What is the worst job in the world?

The worst job in the world? Probably beggar, IMHO.

I read somewhere about new porn filming rules that enforce use of a condom. So a job exists for CGI artists to remove the condoms digitally in post production. Sounds like a great job :slight_smile:

AKA aGong farmer.. I remember this was featured in Tony Robinson’s “Worst Jobs In History”. As was the lovely occupation of Leech Collector. Mostly, they used themselves as bait :eek:

Chicken sexer sounds like a terrible job.

For me it has to be commissioned sales. Hated it with a passion.

They don’t actually have sex with the chickens. Well, not as part of the job anyway. :eek:

Actually the job is in quite high demand in certain areas of the world, precisely because of that little fringe bennie. :smiley:

Surely the worst “normal” job in construction has to belong to the Mexican guys who do hot mop tar roofing.

Easy. Open office plan with a compulsive talker and chronic throat-clearer. The job title doesn’t matter.

Depends on location and how creative/skillful with people you are I guess.
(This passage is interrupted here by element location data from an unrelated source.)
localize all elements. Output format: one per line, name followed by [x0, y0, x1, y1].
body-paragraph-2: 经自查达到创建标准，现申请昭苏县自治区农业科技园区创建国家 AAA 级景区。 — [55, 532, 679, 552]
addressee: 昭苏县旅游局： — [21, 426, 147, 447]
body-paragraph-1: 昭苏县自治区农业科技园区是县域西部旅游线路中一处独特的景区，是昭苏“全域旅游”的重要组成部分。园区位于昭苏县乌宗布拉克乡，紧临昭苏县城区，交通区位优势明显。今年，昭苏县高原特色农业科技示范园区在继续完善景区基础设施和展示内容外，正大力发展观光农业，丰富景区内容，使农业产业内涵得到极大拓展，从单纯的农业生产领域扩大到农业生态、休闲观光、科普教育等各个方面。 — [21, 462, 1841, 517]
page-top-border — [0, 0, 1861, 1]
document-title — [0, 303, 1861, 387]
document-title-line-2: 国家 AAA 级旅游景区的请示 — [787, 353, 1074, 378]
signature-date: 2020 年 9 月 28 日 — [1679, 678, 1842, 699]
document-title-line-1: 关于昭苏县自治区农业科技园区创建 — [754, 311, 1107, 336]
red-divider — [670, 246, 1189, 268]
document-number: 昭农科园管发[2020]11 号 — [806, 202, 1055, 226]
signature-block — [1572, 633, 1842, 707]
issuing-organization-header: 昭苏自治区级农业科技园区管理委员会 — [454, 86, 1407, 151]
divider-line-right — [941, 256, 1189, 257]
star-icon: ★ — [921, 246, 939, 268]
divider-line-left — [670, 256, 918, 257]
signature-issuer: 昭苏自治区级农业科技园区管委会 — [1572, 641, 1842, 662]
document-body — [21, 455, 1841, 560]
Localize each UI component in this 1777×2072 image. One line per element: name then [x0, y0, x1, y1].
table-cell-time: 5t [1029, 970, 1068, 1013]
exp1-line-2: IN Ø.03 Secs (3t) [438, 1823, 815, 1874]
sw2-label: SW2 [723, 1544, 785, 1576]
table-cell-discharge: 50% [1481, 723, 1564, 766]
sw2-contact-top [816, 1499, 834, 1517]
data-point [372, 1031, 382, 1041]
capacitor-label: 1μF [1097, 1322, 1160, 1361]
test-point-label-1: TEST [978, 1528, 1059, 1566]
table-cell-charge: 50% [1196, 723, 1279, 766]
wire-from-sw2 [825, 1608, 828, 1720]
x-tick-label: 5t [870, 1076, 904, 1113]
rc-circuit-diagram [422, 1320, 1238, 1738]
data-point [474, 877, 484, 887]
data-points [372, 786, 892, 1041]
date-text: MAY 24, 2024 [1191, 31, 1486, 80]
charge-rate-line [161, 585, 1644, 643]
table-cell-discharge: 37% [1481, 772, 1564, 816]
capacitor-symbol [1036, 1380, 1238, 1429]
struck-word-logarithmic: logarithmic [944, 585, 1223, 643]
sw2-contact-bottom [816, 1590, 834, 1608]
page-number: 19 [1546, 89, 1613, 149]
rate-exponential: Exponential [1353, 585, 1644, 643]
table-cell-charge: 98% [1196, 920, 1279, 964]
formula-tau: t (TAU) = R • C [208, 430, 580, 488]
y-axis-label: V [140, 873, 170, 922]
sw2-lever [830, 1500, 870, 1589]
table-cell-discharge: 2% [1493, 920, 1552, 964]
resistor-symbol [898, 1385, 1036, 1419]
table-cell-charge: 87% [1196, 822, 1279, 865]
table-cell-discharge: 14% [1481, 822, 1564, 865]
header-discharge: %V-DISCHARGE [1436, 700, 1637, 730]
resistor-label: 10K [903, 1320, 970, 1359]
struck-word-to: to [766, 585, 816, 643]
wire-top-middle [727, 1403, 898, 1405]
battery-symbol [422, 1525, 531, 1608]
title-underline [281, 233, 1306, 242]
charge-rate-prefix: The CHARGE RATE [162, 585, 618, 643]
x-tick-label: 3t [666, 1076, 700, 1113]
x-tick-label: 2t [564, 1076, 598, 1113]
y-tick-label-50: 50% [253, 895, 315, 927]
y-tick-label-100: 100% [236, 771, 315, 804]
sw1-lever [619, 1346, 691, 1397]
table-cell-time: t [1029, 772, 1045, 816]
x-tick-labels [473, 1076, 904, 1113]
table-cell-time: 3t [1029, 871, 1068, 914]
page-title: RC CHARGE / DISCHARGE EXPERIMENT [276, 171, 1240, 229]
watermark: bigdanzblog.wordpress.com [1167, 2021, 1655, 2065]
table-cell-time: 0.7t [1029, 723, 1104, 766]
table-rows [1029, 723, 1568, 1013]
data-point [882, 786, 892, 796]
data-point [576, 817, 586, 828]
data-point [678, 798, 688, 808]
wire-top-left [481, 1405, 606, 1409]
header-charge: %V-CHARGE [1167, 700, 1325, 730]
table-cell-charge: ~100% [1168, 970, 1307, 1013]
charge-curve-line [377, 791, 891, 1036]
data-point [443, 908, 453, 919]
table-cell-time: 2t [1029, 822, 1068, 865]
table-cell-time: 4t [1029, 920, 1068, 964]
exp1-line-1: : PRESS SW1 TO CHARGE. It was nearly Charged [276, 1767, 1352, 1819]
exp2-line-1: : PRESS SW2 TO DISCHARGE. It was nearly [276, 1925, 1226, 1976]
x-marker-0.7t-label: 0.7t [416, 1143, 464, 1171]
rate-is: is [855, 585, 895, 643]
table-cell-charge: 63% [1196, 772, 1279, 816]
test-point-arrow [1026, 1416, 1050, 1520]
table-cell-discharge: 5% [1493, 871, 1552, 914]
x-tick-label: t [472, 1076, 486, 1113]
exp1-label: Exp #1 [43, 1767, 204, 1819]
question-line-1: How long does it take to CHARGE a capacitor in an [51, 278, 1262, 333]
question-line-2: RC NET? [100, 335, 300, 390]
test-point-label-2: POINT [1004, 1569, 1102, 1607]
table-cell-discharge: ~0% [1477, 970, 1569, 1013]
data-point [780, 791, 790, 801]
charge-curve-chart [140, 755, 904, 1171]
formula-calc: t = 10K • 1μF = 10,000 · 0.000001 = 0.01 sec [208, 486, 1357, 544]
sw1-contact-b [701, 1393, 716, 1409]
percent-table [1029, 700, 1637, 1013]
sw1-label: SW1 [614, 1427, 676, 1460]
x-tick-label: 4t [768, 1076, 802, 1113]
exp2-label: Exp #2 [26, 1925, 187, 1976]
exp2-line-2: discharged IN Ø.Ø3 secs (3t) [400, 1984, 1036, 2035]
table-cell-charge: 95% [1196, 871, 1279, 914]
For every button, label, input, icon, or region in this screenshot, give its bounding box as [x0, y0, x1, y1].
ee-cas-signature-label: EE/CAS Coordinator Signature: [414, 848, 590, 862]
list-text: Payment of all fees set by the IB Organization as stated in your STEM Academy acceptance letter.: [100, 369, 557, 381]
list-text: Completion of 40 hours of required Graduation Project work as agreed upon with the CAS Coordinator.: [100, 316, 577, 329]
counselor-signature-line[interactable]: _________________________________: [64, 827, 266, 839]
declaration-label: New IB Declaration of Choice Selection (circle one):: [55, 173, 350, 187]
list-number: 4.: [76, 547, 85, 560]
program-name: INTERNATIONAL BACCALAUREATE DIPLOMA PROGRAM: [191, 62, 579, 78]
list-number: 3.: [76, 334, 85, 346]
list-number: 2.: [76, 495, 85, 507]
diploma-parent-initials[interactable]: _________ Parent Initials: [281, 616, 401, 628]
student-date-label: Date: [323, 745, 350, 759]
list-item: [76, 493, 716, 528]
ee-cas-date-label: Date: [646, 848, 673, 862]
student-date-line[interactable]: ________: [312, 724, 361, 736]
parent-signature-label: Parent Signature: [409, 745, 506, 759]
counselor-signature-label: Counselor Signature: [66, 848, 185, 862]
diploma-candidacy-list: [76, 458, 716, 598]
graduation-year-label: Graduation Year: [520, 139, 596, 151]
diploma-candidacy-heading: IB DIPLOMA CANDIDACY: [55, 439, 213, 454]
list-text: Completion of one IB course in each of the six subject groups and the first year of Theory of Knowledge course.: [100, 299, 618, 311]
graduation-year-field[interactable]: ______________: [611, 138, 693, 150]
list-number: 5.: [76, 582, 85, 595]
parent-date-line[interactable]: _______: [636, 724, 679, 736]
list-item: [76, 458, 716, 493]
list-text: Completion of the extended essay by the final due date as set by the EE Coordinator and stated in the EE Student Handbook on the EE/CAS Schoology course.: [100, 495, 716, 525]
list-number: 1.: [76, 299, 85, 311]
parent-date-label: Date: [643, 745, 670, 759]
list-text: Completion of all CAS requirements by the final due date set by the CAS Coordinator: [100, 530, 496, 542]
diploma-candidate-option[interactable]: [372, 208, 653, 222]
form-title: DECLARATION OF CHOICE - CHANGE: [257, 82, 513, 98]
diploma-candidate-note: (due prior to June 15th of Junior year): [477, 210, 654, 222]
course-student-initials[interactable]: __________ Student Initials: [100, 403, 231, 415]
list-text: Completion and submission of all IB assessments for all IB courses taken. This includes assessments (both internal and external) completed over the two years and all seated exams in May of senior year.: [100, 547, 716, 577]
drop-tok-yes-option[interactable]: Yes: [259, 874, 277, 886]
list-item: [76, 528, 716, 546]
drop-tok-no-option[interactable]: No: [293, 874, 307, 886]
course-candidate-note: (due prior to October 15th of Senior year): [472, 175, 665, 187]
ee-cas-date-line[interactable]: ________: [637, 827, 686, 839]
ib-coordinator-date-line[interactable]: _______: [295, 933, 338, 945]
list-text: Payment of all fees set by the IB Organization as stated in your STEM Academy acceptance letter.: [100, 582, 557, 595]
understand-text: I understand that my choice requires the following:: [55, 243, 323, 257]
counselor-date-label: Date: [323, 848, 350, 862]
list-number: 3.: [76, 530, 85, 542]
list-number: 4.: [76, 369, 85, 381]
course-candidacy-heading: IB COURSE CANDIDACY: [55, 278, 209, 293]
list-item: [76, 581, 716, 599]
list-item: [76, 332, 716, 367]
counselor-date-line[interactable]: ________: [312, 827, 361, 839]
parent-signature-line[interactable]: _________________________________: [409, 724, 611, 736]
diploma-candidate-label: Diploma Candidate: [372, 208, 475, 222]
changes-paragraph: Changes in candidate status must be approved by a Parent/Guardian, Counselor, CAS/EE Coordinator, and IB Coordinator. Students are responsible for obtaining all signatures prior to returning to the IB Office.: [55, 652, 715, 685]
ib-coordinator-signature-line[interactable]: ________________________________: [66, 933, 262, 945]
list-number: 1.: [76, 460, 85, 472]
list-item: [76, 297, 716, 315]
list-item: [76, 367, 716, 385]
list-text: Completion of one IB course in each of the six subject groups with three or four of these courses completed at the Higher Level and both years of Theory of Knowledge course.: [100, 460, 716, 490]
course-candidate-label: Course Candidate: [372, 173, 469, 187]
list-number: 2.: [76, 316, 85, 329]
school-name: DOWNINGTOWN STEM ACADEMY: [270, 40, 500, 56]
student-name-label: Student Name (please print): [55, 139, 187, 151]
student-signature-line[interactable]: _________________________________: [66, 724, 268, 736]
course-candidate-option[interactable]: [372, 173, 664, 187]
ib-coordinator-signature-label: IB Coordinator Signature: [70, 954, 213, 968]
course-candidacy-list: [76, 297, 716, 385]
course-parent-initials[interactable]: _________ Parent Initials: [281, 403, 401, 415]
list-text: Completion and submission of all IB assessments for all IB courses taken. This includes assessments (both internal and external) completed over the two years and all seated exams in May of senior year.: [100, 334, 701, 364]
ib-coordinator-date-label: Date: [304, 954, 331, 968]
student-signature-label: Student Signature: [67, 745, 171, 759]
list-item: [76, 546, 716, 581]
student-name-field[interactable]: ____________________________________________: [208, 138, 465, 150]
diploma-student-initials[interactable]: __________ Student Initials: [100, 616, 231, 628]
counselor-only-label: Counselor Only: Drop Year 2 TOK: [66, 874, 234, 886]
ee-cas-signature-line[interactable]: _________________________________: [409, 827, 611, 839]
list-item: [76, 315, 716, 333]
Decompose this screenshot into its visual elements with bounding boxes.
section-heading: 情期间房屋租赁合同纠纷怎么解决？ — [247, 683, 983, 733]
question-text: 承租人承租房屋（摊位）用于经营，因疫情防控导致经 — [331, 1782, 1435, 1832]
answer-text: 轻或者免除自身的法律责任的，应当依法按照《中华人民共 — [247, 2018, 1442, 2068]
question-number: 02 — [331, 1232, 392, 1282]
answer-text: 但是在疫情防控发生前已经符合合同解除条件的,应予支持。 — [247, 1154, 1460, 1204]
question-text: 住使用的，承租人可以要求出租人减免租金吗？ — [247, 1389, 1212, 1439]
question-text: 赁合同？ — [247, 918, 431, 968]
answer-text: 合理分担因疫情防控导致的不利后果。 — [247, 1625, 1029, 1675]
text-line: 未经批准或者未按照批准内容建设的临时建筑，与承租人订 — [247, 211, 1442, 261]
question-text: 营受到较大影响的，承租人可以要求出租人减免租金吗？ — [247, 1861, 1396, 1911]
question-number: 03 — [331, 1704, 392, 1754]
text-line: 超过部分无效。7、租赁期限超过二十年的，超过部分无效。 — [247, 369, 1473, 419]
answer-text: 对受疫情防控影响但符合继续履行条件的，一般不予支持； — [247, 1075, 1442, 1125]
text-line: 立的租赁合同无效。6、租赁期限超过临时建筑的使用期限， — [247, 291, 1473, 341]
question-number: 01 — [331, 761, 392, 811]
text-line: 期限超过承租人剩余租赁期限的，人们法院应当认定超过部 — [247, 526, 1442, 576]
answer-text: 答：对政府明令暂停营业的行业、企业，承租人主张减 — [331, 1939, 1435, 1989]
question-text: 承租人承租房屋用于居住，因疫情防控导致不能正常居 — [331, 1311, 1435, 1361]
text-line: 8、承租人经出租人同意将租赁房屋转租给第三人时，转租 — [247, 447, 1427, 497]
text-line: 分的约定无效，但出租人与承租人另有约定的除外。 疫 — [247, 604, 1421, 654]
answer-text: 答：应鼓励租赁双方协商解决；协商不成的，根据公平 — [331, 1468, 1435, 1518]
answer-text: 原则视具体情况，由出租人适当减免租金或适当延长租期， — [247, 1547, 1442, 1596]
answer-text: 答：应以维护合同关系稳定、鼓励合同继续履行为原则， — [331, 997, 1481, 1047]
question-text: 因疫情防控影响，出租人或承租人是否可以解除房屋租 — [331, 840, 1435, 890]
I work next to someone who seems to be suffering from autoimmune issues (I’m just guessing), and she sniffles everyday, all day, I’ve been listening to it for a year and half now, every day. The chronic threat clearer guy who sat next to me left 6 months after I joined.

You eat out of a dumpster? Are you homeless/poor?

The worst job that someone I’ve known has had gets my vote; she was a doctor contracted by the child protection agency.

Basically, she was the person who had to medically examine abused children, and write the reports to be used at trial.

I’d rather sign up for the fecal scuba.

There’s another job in the agricultural sector someone has to do on a mule farm. I don’t really know the details, never wanted to.

What they do with the cute fluffy little male chicks, if they aren’t being raised for meat or sold to labs, etc. is even worse.

They “destroy” them. There are several methods, and all of them sound horrible.

I know a pediatric neurosurgeon, and I feel the same way - you do so much good, but I can’t imagine going to work everyday and seeing the kids you can’t save.

Threadjack: I read somewhere about a couple who decided they wanted to raise mules, so they got a boy mule and a girl mule, and they would see them out in the field doing what boys and girls will do, and wondered why there weren’t any baby mules.

:smack:

Transvestite Meth Whore is a pretty awful job. Kinda like working for Radio Shack.

At least the TMW’s customers don’t ask such vapid questions.

One med/surg nurse told me about when she was doing clinicals in nursing school, and when she did her OB rotation, her non-nursing friends all said, “Ooooh, that would be so fun!” She replied that she was never peed on, pooped on, or barfed on as much as she was in that newborn nursery, and added that it seemed like every boy that passed through there must have had some kind of message system that said, “Hey, you! That nurse doesn’t like babies very much! FWEEEEEEEEE!” and then unleashed a fountain on her. :o

I know a post-partum nurse who does love her job, but doesn’t always love some of the parents with whom she has to send those babies home. :frowning: She knew she would have to deal with that going into this, and she says the plusses definitely outweigh the minuses for her.

Toll collector. Sitting in a tiny box in the middle of the road doing mindless repetitive tasks, often in crappy weather, for grouchy tired drivers who hate you.

Telemarketer. Given the choice of doing this or living in a refrigerator carton under a highway overpass, I would probably be a telemarketer but I would have to stop and think about it for awhile.

Pediatric oncologist. I’m in awe of the work most doctors do, but it takes a special kind of person to do that job because it seems absolutely brutal. Even the kids you can cure, you make horribly sick and miserable first, and then having to tell parents that their kid has something like DIPG and they should try to enjoy the 9 months they might get if they’re lucky. . .ugh. I couldn’t do it.

I worked with a pharmacist who went to medical school intending to do exactly this. The last couple years she was in school, she was considering going to med school, and her ped onc rotation cemented it for her. When she told me about this, I said, “Well, I guess someone has to do it…” and she replied, with a huge smile, “It’s the happiest place in the hospital. Really, it is.” We worked together during the “gap year” she took to get her loans paid down.

ooooookay…I couldn’t even imagine doing ADULT oncology. One of my friends in school had two healthy young children of her own, and she specifically requested NOT to do any pediatric rotations for this very reason.

Anyway, I later found out that she ended up becoming an infectious disease specialist, although IDK where she now lives and practices. In the fall of 2014 (see footnote), when they were interviewing all those ID specialists regarding Ebola, whenever I saw one over the age of 50, all I could think about was what a brutal job THAT was in the 1980s and early 1990s due to AIDS.

Footnote: I almost referred to 2014 as “last year”. Not any more. :o

That was described to me as part of the whole chicken sexing job, and was specifically the part that made me think it was horrible.